The DOH said Thursday it expects to issue five additional licenses before July.
DOH’s outreach, though not a shock given the department’s public comments that it would seek further program expansion, is a concrete move toward expanding the program’s footprint. Currently, five “registered organizations” grow and produce non-smokeable marijuana products for sale at 20 dispensaries statewide.
The new timeline also gives a better sense of how quickly the department wants to license more companies after it has swiftly implemented other program expansions aimed at improving patient access.
DOH has confirmed on its website that it has contacted companies that finished sixth through 10th at the end of the initial application process in 2015. They are New York Canna, Inc.; Fiorello Pharmaceuticals, Inc.; Valley Agriceuticals, LLC; Citiva Medical LLC; and PalliaTech NY, LLC.
No other companies (43 total applied initially) are under consideration, according to DOH. On its website, the department states it is taking “a phased-in approach to ensure their smooth integration into the industry,” which includes verifying the companies’ financial stability and ensuring they still are suitable to participate in the program.
DOH is seeking updated ownership and operating materials, including financial statements, according to a spokeswoman.
“Ensuring patients are able to get the relief they need is our top priority,” DOH spokeswoman Jill Montag said in a statement.
Currently licensed companies, DOH and patient advocates are in general agreement that the program needs to be expanded to reach more patients. There are just over 14,000 patients registered to buy.
But there are sharply differing opinions on the best methods to go about it.
The state has moved to allow more medical professionals (nurse practitioners and physician assistants) to certify patients to take part in the program and to expand the short list of ailments medical marijuana products can be used to treat to include chronic pain.
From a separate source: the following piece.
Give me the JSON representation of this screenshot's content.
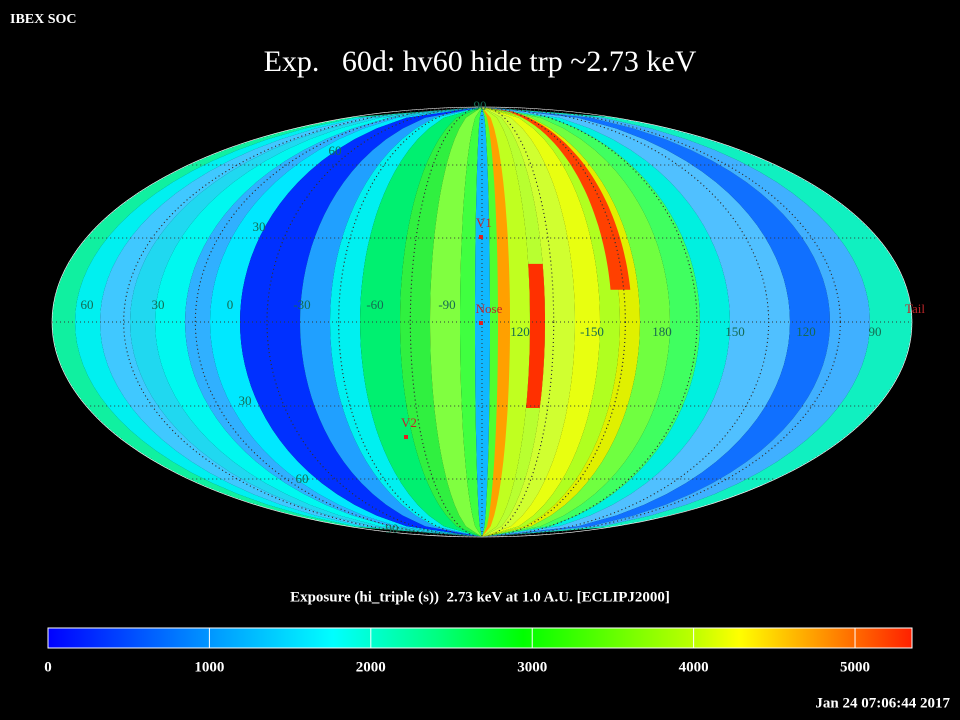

Home delivery of products is now an option as well.
But while those steps have been seen as positives, the current crop of registered organizations have been fiercely opposed to allowing new businesses to enter the marketplace.
Those companies have initially struggled to flourish since the program went live in January 2016. In response, some have instituted discount programs in an attempt to attract repeat buyers. Data shows that only roughly half of the patient base returns to buy more products.
PharmaCann General Counsel and Chief Compliance Officer Jeremy Unruh told the Times Union Thursday that his company has an acre of empty greenhouse space after scaling back its grow operation. The company has a metric ton of cannabis locked up in a vault that has not yet been processed into state-sanctioned finished products, he said.
Another company, Bloomfield Industries, has languished more than others and has been acquired by a California firm, Politico New York reported last month.
“While perhaps well-intentioned, the state’s plan to double manufacturing capacity when significant excess capacity exists will do nothing to address the true patient access barriers like the extraordinarily low numbers of physicians registered with the medical marijuana program,” Vireo Health of New York CEO Ari Hoffnung said in a statement.
“It doesn’t matter how many new licenses the States issues — so long that qualifying New Yorkers can’t find a doctor to recommend medical marijuana, patient access to New York’s program will be minimal and we will continue to lag behind other states,” Hoffnung said.
At a joint legislative budget hearing last week, state Sen. Diane Savino, a champion of the Compassionate Care Act that established the program in 2014, similarly cautioned state Health Commissioner Dr. Howard Zucker against expanding the number of registered organizations.
“Right now we have five registered organizations who are struggling financially because the entire burden is upon them, and we would not want to see them go under,” the Staten Island Democrat said. “The reality is they have excess product; we don’t have excess patients.”
Savino suggested the creation of limited licenses that would allow for only dispensary expansion.
Unruh said it would be “a great step forward” if more registered organizations were licensed to open dispensaries only. He pointed to the medical marijuana program in Illinois — where PharmaCann also operates — that allows cultivators to sell wholesale to unaffiliated retailers.
Still, for companies next up on the list, an opportunity to jump into the marketplace with the same capabilities as the first five registered organizations is tantalizing.
“Notwithstanding the assertions of the current medical cannabis licensees, the New York market currently is far from saturated,” Valley Agriceuticals Director of Patient Services Eileen Konieczny wrote in the Poughkeepsie Journal last week. “In fact, the ratio of medical cannabis dispensaries to New York residents is about one per million. DOH has it right: the way to strengthen care and lower costs for New Yorkers is to expand access to helpful medicines and medicine providers, not to limit access from a small number of providers.”